Lemma 2: f has a continuous inverse.

Proof of lemma 2: Because f is bijective (lemma 1), its inverse is bijective. Now to prove continuity. Assume that the inverse is discontinuous. This implies that there exists at least one open set in the preimage that has no image. But this would mean that f is not bijective, which violates lemma 1. Therefore, the inverse function must be continuous (is this logic correct?).

From lemmas 1 and 2, it follows that f is a homeomorphism.

5. Jun 22, 2007

### matt grime

The cardinality of U or R^n is immaterial. Any map is surjective onto its image, hence an injection is a bijection between the domain and the range.

Your proof of lemma 2 is wrong. Any set in U must have an image in R^n under f. It is up to you to show that image of an open set is open. Since you've not attempted to do this (and that is the definition of continuous), you should have the warning sirens going off in your head.

6. Jun 22, 2007

### Saketh

Thanks for correcting me again.

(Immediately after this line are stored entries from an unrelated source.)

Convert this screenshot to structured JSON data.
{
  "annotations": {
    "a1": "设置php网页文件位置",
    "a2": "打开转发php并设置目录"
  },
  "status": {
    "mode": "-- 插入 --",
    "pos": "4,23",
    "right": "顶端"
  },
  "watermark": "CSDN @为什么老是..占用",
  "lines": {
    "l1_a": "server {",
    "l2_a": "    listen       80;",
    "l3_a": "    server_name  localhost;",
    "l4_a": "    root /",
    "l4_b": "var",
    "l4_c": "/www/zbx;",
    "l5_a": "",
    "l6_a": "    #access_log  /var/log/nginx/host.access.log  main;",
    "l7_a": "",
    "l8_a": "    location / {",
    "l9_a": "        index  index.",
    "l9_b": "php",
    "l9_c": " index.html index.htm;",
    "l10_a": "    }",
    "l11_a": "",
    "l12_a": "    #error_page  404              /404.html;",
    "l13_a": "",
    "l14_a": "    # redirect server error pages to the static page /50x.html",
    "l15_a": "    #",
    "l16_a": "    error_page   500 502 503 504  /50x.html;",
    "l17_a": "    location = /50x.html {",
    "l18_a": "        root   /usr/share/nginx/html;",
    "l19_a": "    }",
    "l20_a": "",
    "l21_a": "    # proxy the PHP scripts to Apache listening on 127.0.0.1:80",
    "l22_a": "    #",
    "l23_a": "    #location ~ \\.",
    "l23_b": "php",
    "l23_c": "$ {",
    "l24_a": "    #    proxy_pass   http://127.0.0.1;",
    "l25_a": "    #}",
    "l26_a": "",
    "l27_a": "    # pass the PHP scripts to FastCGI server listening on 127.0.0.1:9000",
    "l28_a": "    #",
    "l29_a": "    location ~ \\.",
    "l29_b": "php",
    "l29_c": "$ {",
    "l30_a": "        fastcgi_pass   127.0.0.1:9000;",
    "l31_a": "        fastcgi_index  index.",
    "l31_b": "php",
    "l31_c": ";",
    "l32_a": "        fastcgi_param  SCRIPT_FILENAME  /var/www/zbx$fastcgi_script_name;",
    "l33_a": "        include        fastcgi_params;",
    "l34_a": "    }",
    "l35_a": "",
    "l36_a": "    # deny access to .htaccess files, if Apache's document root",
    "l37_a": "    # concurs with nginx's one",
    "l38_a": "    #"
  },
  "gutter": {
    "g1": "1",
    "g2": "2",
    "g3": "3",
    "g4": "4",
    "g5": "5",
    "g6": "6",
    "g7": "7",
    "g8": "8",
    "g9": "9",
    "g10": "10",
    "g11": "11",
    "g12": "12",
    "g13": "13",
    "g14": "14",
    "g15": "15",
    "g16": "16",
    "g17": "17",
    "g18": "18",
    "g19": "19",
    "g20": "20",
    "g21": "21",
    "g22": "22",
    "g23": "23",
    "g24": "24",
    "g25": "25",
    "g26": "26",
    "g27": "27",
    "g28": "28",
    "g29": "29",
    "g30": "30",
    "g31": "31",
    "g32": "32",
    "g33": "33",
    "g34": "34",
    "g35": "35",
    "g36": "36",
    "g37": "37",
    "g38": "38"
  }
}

Let me try once more.

Lemma 2: If has a continuous inverse.

Proof of lemma 2: Because the inverse of f is bijective, every set in the image has one corresponding open preimage in U. Since the total preimage of f consists only of open sets, and f is continuous, the image too consists only of open sets. Thus, the image of an open set U under f must be open.

Because f is an open, continuous, bijective map, it is a homeomorphism.

7. Jun 23, 2007

### matt grime

This is true irrespective of whether f is bijective or not.

I have no idea what you mean by 'total preimage', and can only deduce you're assuming the answer.

this doesn't follow

Again, this doesn't follow at all.

Suppose that V is an open set in U, you need to show that f(V) is open.

You appear to be taking f(V) open and showing V is open, which doesn't do anything.

8. Jun 23, 2007

### Saketh

I'm trying to show that all elements in the domain (total preimage) are open, and that all elements in the image are open. From the bijectivity of f, it follows that for every U, f(U) is open. What is wrong with this?

9. Jun 23, 2007

### matt grime

What do you mean by elements in the domain, or image? To me that can only mean points in U. If you're attempting to describe subsets, then it is obviously not true that the only subsets are open subsets.

Take an open set V<U, and attempt to show that f(V) is open, please.